Het trauma is dus niet het enige probleem, maar het is wel een centraal punt wat al die andere problemen mede in stand aan het houden is. We gaan nu met emdr dat centrale punt aanpakken, maar daarna begint voor jou ook jouw deel van het werk.
Jouw werk is een CRUCIAAL onderdeel van je herstelproces. Er zullen veel mogelijkheden komen na de emdr waar je anders kunt gaan handelen, omdat je gevoel anders is geworden. Dat kan op alle gebieden van je leven zijn. Soms is het net dat kleine verschil in je gevoel dat precies genoeg is om je in staat te stellen om je net even anders op te stellen.
Het is belangrijk dat je de na de emdr die verschillen in je gevoel gaat opmerken, zodat je dan je kans kan grijpen om de patronen van dat web te doorbreken. Als je goed oplet, zul je vaak zelfs merken dat je spontaan dingen al anders gaat aanpakken. Alleen door jouw nieuwe acties werkt het effect van de emdr door in het hele web van je klachten. Zo kun je de wereld weer terugveroveren op je trauma: jezelf, met elke genomen stap, laten zien dat de wereld niet meer zo bedreigend is, en jij zelf niet meer zo slecht of onmachtig bent als je door het trauma bent gaan denken. Het is handig als je me van je bevindingen op de hoogte houdt, zodat ik met je mee kan denken. Ik wil je daarom vragen om halverwege de week een mailtje naar me te sturen met de kansen die je zag en hoe je geprobeerd hebt daar anders op te reageren of hoe dat zelfs helemaal vanzelf leek te gaan.”
In het bovenstaande zijn de drie componenten, het managen van verwachtingen, het richten van de oriëntatiereflex en de follow-up, achtereenvolgens gepresenteerd. Hierna wordt het emdr-protocol uitgevoerd zoals gebruikelijk. Wanneer dat afgerond is, kan de therapeut ter afsluiting van de sessie terugverwijzen naar de rationale en de gemaakte afspraken:
“Goed, nu is het zaak om de komende week dus te doen wat we hebben afgesproken: je gaat opmerken wat er allemaal in je leven anders aanvoelt en waar de enorm duidelijke, of subtiele nieuwe mogelijkheden zijn om de wereld weer terug te veroveren op je trauma.

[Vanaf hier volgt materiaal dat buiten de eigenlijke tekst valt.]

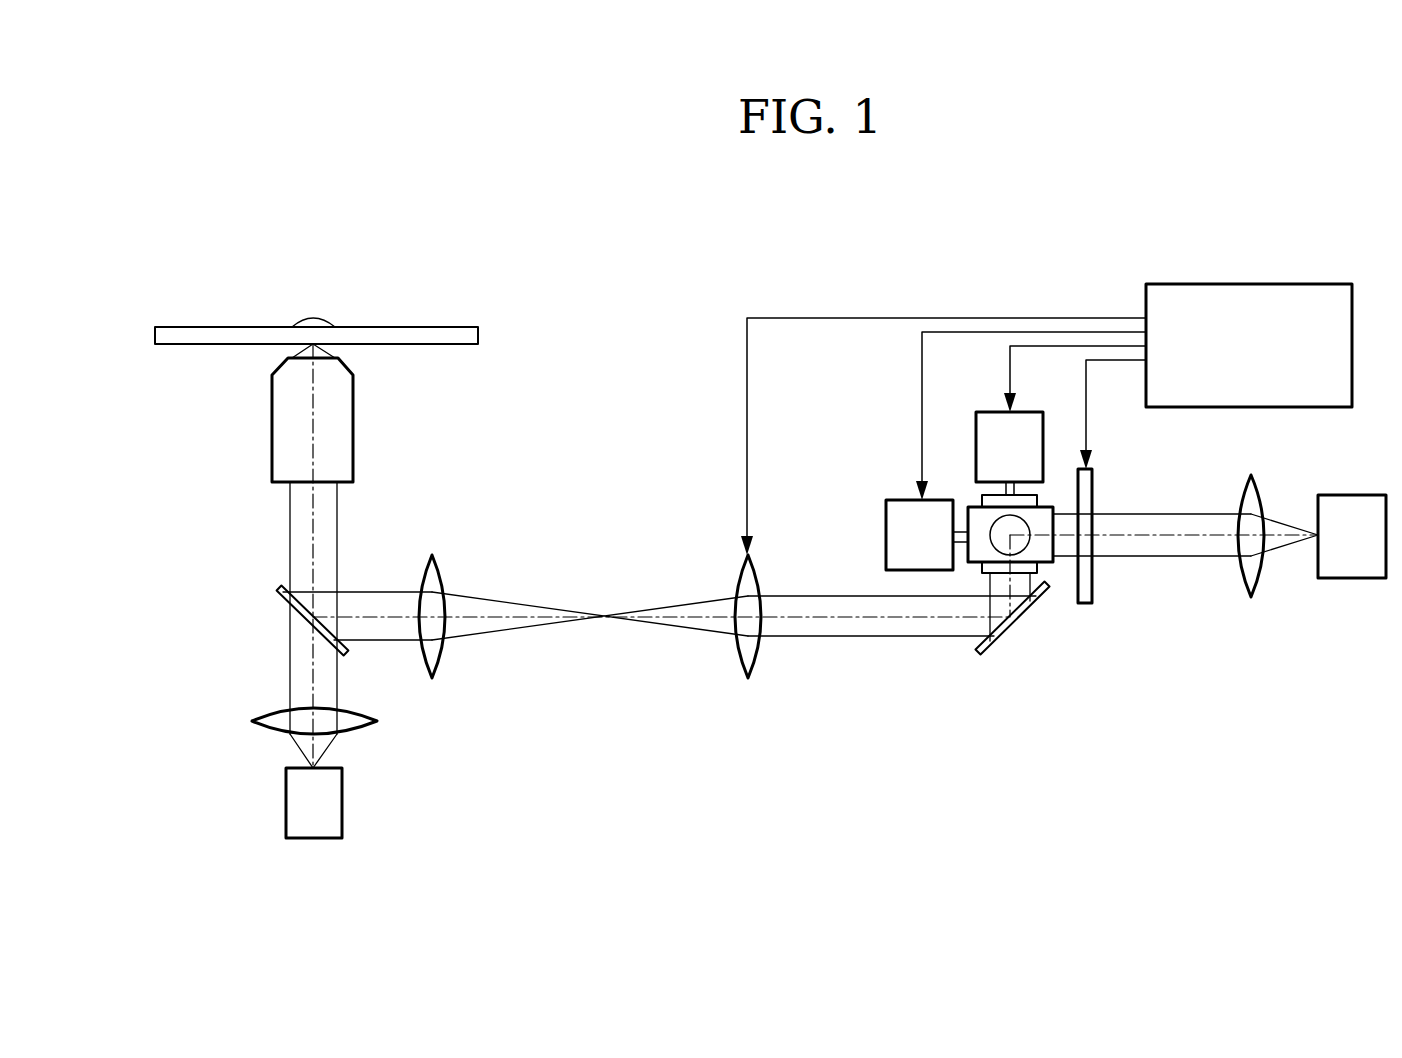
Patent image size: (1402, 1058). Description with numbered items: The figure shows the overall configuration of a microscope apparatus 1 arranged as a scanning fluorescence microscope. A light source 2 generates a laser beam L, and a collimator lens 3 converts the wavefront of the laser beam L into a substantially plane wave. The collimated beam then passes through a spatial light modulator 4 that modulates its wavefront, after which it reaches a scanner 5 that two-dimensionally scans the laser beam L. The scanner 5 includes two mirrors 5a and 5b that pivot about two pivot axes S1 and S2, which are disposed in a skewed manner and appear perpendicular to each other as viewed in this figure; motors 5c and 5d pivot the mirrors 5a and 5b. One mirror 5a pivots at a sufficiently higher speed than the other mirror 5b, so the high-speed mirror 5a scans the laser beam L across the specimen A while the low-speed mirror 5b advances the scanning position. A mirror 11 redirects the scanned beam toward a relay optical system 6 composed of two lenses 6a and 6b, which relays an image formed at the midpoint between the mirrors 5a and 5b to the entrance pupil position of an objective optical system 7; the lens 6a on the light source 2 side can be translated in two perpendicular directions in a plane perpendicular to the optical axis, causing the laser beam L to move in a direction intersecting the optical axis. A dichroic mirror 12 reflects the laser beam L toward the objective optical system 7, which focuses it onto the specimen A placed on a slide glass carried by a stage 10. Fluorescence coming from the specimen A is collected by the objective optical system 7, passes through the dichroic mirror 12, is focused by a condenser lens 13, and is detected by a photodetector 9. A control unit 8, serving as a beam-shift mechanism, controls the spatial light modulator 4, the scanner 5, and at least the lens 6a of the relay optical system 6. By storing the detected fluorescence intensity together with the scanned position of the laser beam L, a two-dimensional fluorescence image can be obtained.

Grijp je kansen waar je kan en laat me in een mail op woensdag weten hoe dat verloopt. Let wel: het kan overal in je leven, in de kleinste dingetjes zitten, alles telt, dus hou je ogen en oren en geest open. Succes!”
Wanneer de patiënt vervolgens mailt met zijn positieve bevindingen van de afgelopen dagen, kan de therapeut indien gewenst selectief bekrachtigen op de punten die het belangrijkst lijken. Daarna kan de therapeut in de volgende sessie aan de hand van deze informatie samen met de patiënt goed kijken naar de situaties die de grootste overwinningen waren, en deze vieren. Mochten er ook punten zijn waarop de patiënt juist nog onvoldoende gedragsverandering bemerkte of wist te bewerkstelligen, dan kan met de patiënt gekeken worden naar wat er nog beter kan en op welke manier een emdr-sessie daar nog verder aan zou kunnen bijdragen.
Verzilveren: een casusillustratie
Om te illustreren hoe het verzilveren van de winst van de emdr in zijn werk gaat, presenteren we hieronder een gevalsbeschrijving waarin emdr is toegepast. De behandeling betrof een patiënte van 30 jaar die zich in eerste instantie presenteerde met spanningsklachten die een burn-out dreigden te worden. Patiënte was een zeer succesvolle Française die een hogere positie had in het bedrijfsleven en in Nederland met haar vriend was komen samenwonen. Haar belangrijkste klacht was de stress die zij ondervond als gevolg van de hoge werkdruk, waarbij zij op het werk soms in tranen kon uitbarsten. Eerder had zij al een burn-out gehad en zij is daar in het buitenland voor in CG-therapie gegaan.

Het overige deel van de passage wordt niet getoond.